Indicator: River eutrophication by phosphorus

A graph shows the distribution of total phosphorous quality classes (QC) II-III and below for 1982 to 2016. The proportion of higher exceedance (QC IV) has dropped markedly, that of lower exceedance (II-III) has risen sharply.Click to enlarge
Sampling sites which exceed the requirement for good status for total phosphorus
Source: German Environment Agency from data provided by the German Working Group on water issues of the Federal States and the Federal Government Figure as PDF

Table of Contents

 

At a glance

  • Elevated phosphorus concentrations are recorded at almost two thirds of all river measurement stations.
  • This proportion has declined by around one-fifth since the beginning of the 1980s. Very high levels of pollution are very rare nowadays.
  • The Federal Government's aim is to meet the requirements for good status for phosphorous in all water bodies by 2030 at the latest.
  • This primarily requires a change in fertiliser practices in agriculture. Small sewage treatment plants also need to remove phosphorus in accordance with current technology.
 

Environmental importance

The term ‘eutrophic’ comes from Greek (eu trophos) and means ‘well fed’. Eutrophication is caused by human activities which lead to an accumulation of nutrients in previously nutrient-poor water bodies. Algae and water plants can then become overabundant and deprive other species of plants, many microorganisms and animals of essential resources.

Germany's water bodies are not in a good status. One of the biggest problems is the eutrophication of water bodies (cf. indicators of the ecological status of rivers, lakes and seas). The key factor when determining the degree of eutrophication is pollution by phosphorus. According to the ‘law of the minimum’, the growth of organisms is restricted primarily by the resource in shortest supply. In the case of algae and water plants, in most water bodies this is phosphorous.

 

Assessing the development

At the beginning of the 1980s excessive phosphorus concentrations were measured at over 80 % of sampling sites. In 2016 this proportion was still almost two thirds. However, if the poorer quality classes are considered, then a noticeable improvement can be seen. The proportion of sampling sites where the requirement for phosphorus was exceeded by a maximum of twice the value (quality class II-III) rose from 12 % to almost 57 % between 1982 and 2016. The worse classes declined accordingly. This improvement is mainly the result of introducing phosphate-free washing powders and phosphate precipitation in the larger sewage treatment plants.

According to the European Water Framework Directive (EU Directive 2000/60/EC), all water bodies must achieve a good ecological status by 2027. In Germany almost two thirds of water bodies have concentrations of phosphorus which are too high to meet this requirement.

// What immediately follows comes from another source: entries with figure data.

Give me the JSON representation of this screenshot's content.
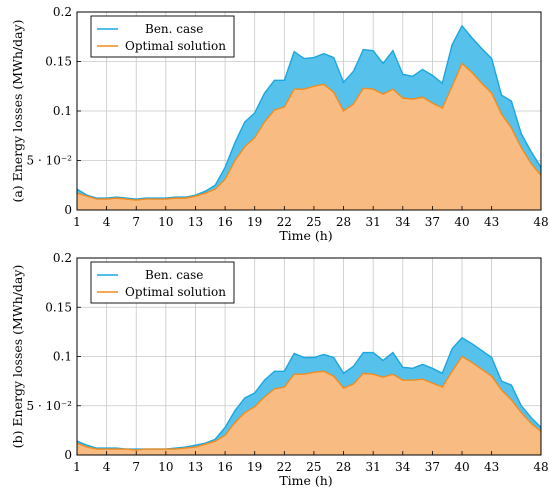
{
  "chart_data": [
    {
      "type": "area",
      "ylabel": "(a) Energy losses (MWh/day)",
      "xlabel": "Time (h)",
      "xlim": [
        1,
        48
      ],
      "ylim": [
        0,
        0.2
      ],
      "xticks": [
        1,
        4,
        7,
        10,
        13,
        16,
        19,
        22,
        25,
        28,
        31,
        34,
        37,
        40,
        43,
        48
      ],
      "yticks": [
        {
          "value": 0,
          "label": "0"
        },
        {
          "value": 0.05,
          "label": "5 · 10⁻²"
        },
        {
          "value": 0.1,
          "label": "0.1"
        },
        {
          "value": 0.15,
          "label": "0.15"
        },
        {
          "value": 0.2,
          "label": "0.2"
        }
      ],
      "grid": true,
      "legend_position": "top-left",
      "x": [
        1,
        2,
        3,
        4,
        5,
        6,
        7,
        8,
        9,
        10,
        11,
        12,
        13,
        14,
        15,
        16,
        17,
        18,
        19,
        20,
        21,
        22,
        23,
        24,
        25,
        26,
        27,
        28,
        29,
        30,
        31,
        32,
        33,
        34,
        35,
        36,
        37,
        38,
        39,
        40,
        41,
        42,
        43,
        44,
        45,
        46,
        47,
        48
      ],
      "series": [
        {
          "name": "Ben. case",
          "color": "#1ba6e0",
          "fill": "#56c1ea",
          "values": [
            0.021,
            0.015,
            0.012,
            0.012,
            0.013,
            0.012,
            0.011,
            0.012,
            0.012,
            0.012,
            0.013,
            0.013,
            0.015,
            0.019,
            0.025,
            0.043,
            0.068,
            0.089,
            0.098,
            0.118,
            0.131,
            0.131,
            0.16,
            0.153,
            0.154,
            0.158,
            0.154,
            0.129,
            0.14,
            0.162,
            0.161,
            0.148,
            0.161,
            0.137,
            0.135,
            0.142,
            0.136,
            0.128,
            0.167,
            0.186,
            0.174,
            0.163,
            0.153,
            0.116,
            0.11,
            0.077,
            0.059,
            0.043
          ]
        },
        {
          "name": "Optimal solution",
          "color": "#f28c1e",
          "fill": "#f8bb82",
          "values": [
            0.017,
            0.014,
            0.011,
            0.011,
            0.012,
            0.011,
            0.01,
            0.011,
            0.011,
            0.011,
            0.012,
            0.012,
            0.014,
            0.017,
            0.021,
            0.031,
            0.05,
            0.064,
            0.073,
            0.089,
            0.101,
            0.104,
            0.122,
            0.122,
            0.125,
            0.127,
            0.119,
            0.1,
            0.107,
            0.123,
            0.122,
            0.117,
            0.122,
            0.113,
            0.112,
            0.114,
            0.108,
            0.103,
            0.125,
            0.148,
            0.139,
            0.128,
            0.118,
            0.097,
            0.083,
            0.063,
            0.047,
            0.035
          ]
        }
      ]
    },
    {
      "type": "area",
      "ylabel": "(b) Energy losses (MWh/day)",
      "xlabel": "Time (h)",
      "xlim": [
        1,
        48
      ],
      "ylim": [
        0,
        0.2
      ],
      "xticks": [
        1,
        4,
        7,
        10,
        13,
        16,
        19,
        22,
        25,
        28,
        31,
        34,
        37,
        40,
        43,
        48
      ],
      "yticks": [
        {
          "value": 0,
          "label": "0"
        },
        {
          "value": 0.05,
          "label": "5 · 10⁻²"
        },
        {
          "value": 0.1,
          "label": "0.1"
        },
        {
          "value": 0.15,
          "label": "0.15"
        },
        {
          "value": 0.2,
          "label": "0.2"
        }
      ],
      "grid": true,
      "legend_position": "top-left",
      "x": [
        1,
        2,
        3,
        4,
        5,
        6,
        7,
        8,
        9,
        10,
        11,
        12,
        13,
        14,
        15,
        16,
        17,
        18,
        19,
        20,
        21,
        22,
        23,
        24,
        25,
        26,
        27,
        28,
        29,
        30,
        31,
        32,
        33,
        34,
        35,
        36,
        37,
        38,
        39,
        40,
        41,
        42,
        43,
        44,
        45,
        46,
        47,
        48
      ],
      "series": [
        {
          "name": "Ben. case",
          "color": "#1ba6e0",
          "fill": "#56c1ea",
          "values": [
            0.014,
            0.01,
            0.007,
            0.007,
            0.007,
            0.006,
            0.006,
            0.006,
            0.006,
            0.006,
            0.007,
            0.008,
            0.01,
            0.012,
            0.016,
            0.028,
            0.045,
            0.058,
            0.063,
            0.076,
            0.085,
            0.085,
            0.103,
            0.099,
            0.099,
            0.102,
            0.099,
            0.083,
            0.09,
            0.104,
            0.104,
            0.096,
            0.104,
            0.089,
            0.088,
            0.092,
            0.088,
            0.083,
            0.108,
            0.119,
            0.113,
            0.106,
            0.099,
            0.075,
            0.071,
            0.05,
            0.038,
            0.028
          ]
        },
        {
          "name": "Optimal solution",
          "color": "#f28c1e",
          "fill": "#f8bb82",
          "values": [
            0.012,
            0.008,
            0.006,
            0.006,
            0.006,
            0.006,
            0.005,
            0.006,
            0.006,
            0.006,
            0.006,
            0.007,
            0.008,
            0.011,
            0.014,
            0.02,
            0.033,
            0.043,
            0.049,
            0.059,
            0.067,
            0.069,
            0.082,
            0.082,
            0.084,
            0.085,
            0.08,
            0.068,
            0.072,
            0.083,
            0.082,
            0.079,
            0.082,
            0.076,
            0.076,
            0.077,
            0.073,
            0.069,
            0.085,
            0.1,
            0.094,
            0.087,
            0.08,
            0.066,
            0.056,
            0.043,
            0.032,
            0.024
          ]
        }
      ]
    }
  ]
}
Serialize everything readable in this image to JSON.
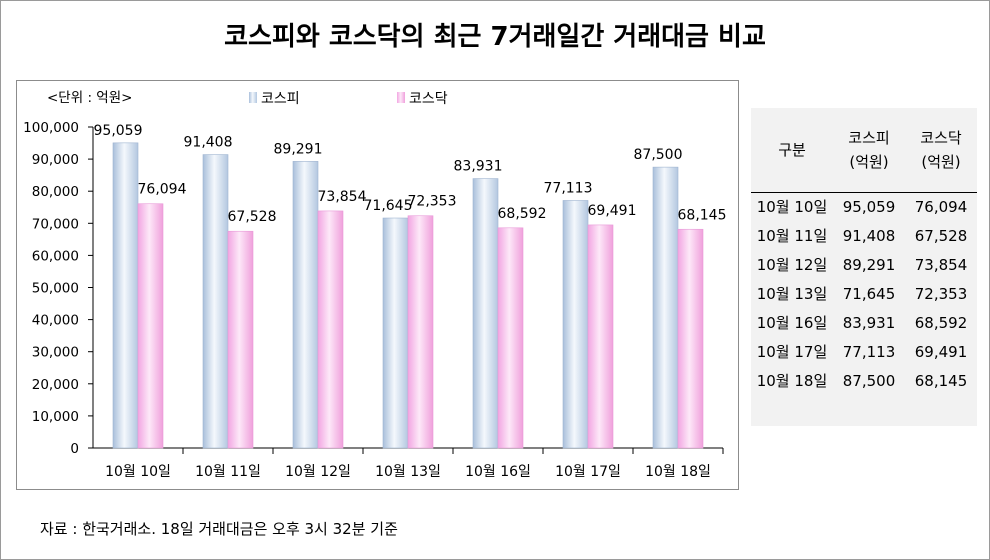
{
  "title": "코스피와 코스닥의 최근 7거래일간 거래대금 비교",
  "unit_label": "<단위 : 억원>",
  "chart_data": {
    "type": "bar",
    "categories": [
      "10월 10일",
      "10월 11일",
      "10월 12일",
      "10월 13일",
      "10월 16일",
      "10월 17일",
      "10월 18일"
    ],
    "series": [
      {
        "name": "코스피",
        "values": [
          95059,
          91408,
          89291,
          71645,
          83931,
          77113,
          87500
        ],
        "color": "#c8d8ec"
      },
      {
        "name": "코스닥",
        "values": [
          76094,
          67528,
          73854,
          72353,
          68592,
          69491,
          68145
        ],
        "color": "#f0b8e6"
      }
    ],
    "data_labels": {
      "코스피": [
        "95,059",
        "91,408",
        "89,291",
        "71,645",
        "83,931",
        "77,113",
        "87,500"
      ],
      "코스닥": [
        "76,094",
        "67,528",
        "73,854",
        "72,353",
        "68,592",
        "69,491",
        "68,145"
      ]
    },
    "ylim": [
      0,
      100000
    ],
    "yticks": [
      "0",
      "10,000",
      "20,000",
      "30,000",
      "40,000",
      "50,000",
      "60,000",
      "70,000",
      "80,000",
      "90,000",
      "100,000"
    ],
    "legend": "top",
    "grid": false
  },
  "table": {
    "header_label": "구분",
    "header_kospi": [
      "코스피",
      "(억원)"
    ],
    "header_kosdaq": [
      "코스닥",
      "(억원)"
    ],
    "rows": [
      [
        "10월 10일",
        "95,059",
        "76,094"
      ],
      [
        "10월 11일",
        "91,408",
        "67,528"
      ],
      [
        "10월 12일",
        "89,291",
        "73,854"
      ],
      [
        "10월 13일",
        "71,645",
        "72,353"
      ],
      [
        "10월 16일",
        "83,931",
        "68,592"
      ],
      [
        "10월 17일",
        "77,113",
        "69,491"
      ],
      [
        "10월 18일",
        "87,500",
        "68,145"
      ]
    ]
  },
  "footnote": "자료 : 한국거래소. 18일 거래대금은 오후 3시 32분 기준"
}
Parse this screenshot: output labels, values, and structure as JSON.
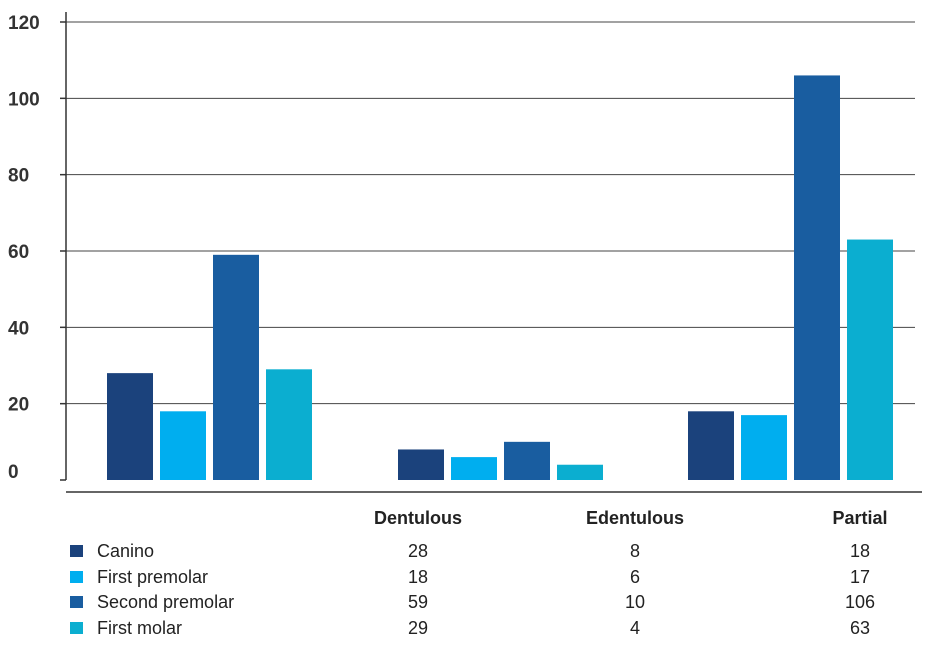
{
  "chart_data": {
    "type": "bar",
    "title": "",
    "xlabel": "",
    "ylabel": "",
    "ylim": [
      0,
      120
    ],
    "yticks": [
      "0",
      "20",
      "40",
      "60",
      "80",
      "100",
      "120"
    ],
    "grid": true,
    "legend": "table-below",
    "categories": [
      "Dentulous",
      "Edentulous",
      "Partial"
    ],
    "series": [
      {
        "name": "Canino",
        "color": "#1b427c",
        "values": [
          28,
          8,
          18
        ]
      },
      {
        "name": "First premolar",
        "color": "#00aeef",
        "values": [
          18,
          6,
          17
        ]
      },
      {
        "name": "Second premolar",
        "color": "#195da0",
        "values": [
          59,
          10,
          106
        ]
      },
      {
        "name": "First molar",
        "color": "#0baed0",
        "values": [
          29,
          4,
          63
        ]
      }
    ]
  }
}
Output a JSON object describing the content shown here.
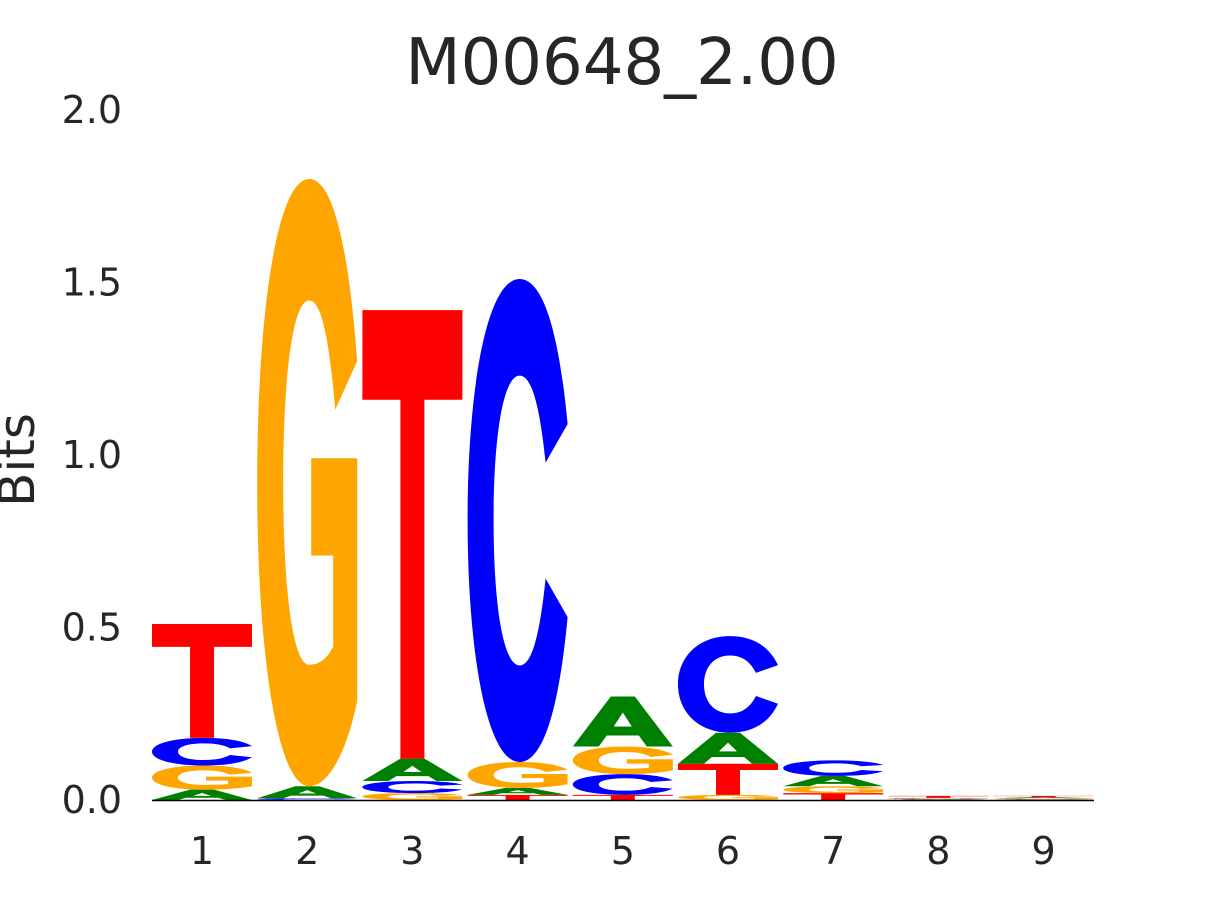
{
  "chart_data": {
    "type": "sequence-logo",
    "title": "M00648_2.00",
    "ylabel": "Bits",
    "xlabel": "",
    "ylim": [
      0,
      2.0
    ],
    "yticks": [
      "0.0",
      "0.5",
      "1.0",
      "1.5",
      "2.0"
    ],
    "categories": [
      "1",
      "2",
      "3",
      "4",
      "5",
      "6",
      "7",
      "8",
      "9"
    ],
    "colors": {
      "A": "#008000",
      "C": "#0000ff",
      "G": "#ffa500",
      "T": "#ff0000"
    },
    "grid": false,
    "positions": [
      {
        "A": 0.03,
        "G": 0.07,
        "C": 0.08,
        "T": 0.33
      },
      {
        "C": 0.005,
        "A": 0.035,
        "G": 1.76
      },
      {
        "G": 0.02,
        "C": 0.035,
        "A": 0.065,
        "T": 1.3
      },
      {
        "T": 0.015,
        "A": 0.02,
        "G": 0.075,
        "C": 1.4
      },
      {
        "T": 0.015,
        "C": 0.06,
        "G": 0.08,
        "A": 0.145
      },
      {
        "G": 0.015,
        "T": 0.09,
        "A": 0.09,
        "C": 0.28
      },
      {
        "T": 0.02,
        "G": 0.02,
        "A": 0.03,
        "C": 0.045
      },
      {
        "A": 0.002,
        "C": 0.002,
        "G": 0.002,
        "T": 0.006
      },
      {
        "C": 0.002,
        "G": 0.003,
        "A": 0.003,
        "T": 0.004
      }
    ]
  }
}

In order to remedy this, fertilising practices in agriculture need to change. Small sewage treatment plants also need to remove phosphorus using state-of-the-art technology. This is already happening in the bigger plants. According to the German Sustainable Development Strategy, the requirements for good status for phosphorus need to be met by 2030 at the latest (Federal Government 2016).

 

Methodology

The Federal States send measurements to the German Environment Agency from approximately 250 representative sampling sites. The 3-year mean phosphorous concentration is calculated for each sampling site for classification into a water quality class. This value is compared with the concentration which should not be exceeded for good ecological status in each of the types of water body. Details are regulated in the Surface Waters Ordinance (cf. water protection policy in Germany). The indicator gives the proportion of sampling sites which have a water quality less than ’good’ (Class II) in terms of total phosphorus.